Newton's apple (plural Newton's apples)

  1. Something that acts as a source of inspiration or triggers an important realization for someone.
    • 1913, Archibald Allan, Space and Personality, Edinburgh: Oliver & Boyd, page 204:
      The 'perfect fluid' which Lord Kelvin desiderated, is an instance that scientists are on the outlook for something that will serve as a Newton's apple to lead them to the larger truth which urges birth from their instincts of faith.

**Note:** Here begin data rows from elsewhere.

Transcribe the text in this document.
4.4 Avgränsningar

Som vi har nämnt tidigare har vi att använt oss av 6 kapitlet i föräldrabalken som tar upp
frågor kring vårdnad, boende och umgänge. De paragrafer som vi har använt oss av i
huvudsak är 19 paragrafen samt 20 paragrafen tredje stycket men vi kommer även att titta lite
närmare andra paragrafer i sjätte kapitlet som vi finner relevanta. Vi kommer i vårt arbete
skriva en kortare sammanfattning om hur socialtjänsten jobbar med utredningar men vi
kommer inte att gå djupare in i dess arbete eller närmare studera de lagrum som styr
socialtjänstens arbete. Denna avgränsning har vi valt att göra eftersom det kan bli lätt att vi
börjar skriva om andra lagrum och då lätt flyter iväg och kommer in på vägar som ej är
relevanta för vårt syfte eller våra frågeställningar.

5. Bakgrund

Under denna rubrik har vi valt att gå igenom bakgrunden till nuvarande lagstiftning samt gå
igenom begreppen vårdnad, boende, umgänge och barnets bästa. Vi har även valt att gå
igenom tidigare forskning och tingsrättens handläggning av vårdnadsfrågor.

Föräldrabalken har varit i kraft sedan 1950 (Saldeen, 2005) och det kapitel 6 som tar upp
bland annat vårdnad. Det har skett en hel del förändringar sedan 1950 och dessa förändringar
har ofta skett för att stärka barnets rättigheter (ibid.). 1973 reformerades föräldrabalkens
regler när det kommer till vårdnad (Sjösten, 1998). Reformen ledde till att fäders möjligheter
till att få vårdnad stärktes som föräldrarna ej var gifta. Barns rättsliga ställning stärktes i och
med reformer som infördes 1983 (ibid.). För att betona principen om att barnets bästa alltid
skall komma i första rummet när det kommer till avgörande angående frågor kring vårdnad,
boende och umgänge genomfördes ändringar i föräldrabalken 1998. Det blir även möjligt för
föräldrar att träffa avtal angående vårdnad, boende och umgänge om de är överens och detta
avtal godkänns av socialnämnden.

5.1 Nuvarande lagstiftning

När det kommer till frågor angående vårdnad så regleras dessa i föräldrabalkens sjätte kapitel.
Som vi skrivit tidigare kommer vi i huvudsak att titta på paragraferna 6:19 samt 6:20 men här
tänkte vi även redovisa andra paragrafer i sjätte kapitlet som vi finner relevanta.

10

    • 2010, Yuri Tsivian, “The Gesture of Revolution or Misquoting as Device”, in Annie van den Oever, editor, Ostrannenie: On "Strangeness" and the Moving Image: The History, Reception, and Relevance of a Concept, Amsterdam: Amsterdam University Press, →ISBN, page 25:
      Shortly afterwards, in a book called Stupeni. Tekst khudozhnika [Steps. An Artist's Text] published in 1918 in Moscow, Kandinsky wrote about himself as the original discoverer of abstract painting and, as is the custom of discoverers, recounted what precisely became his Newton's apple.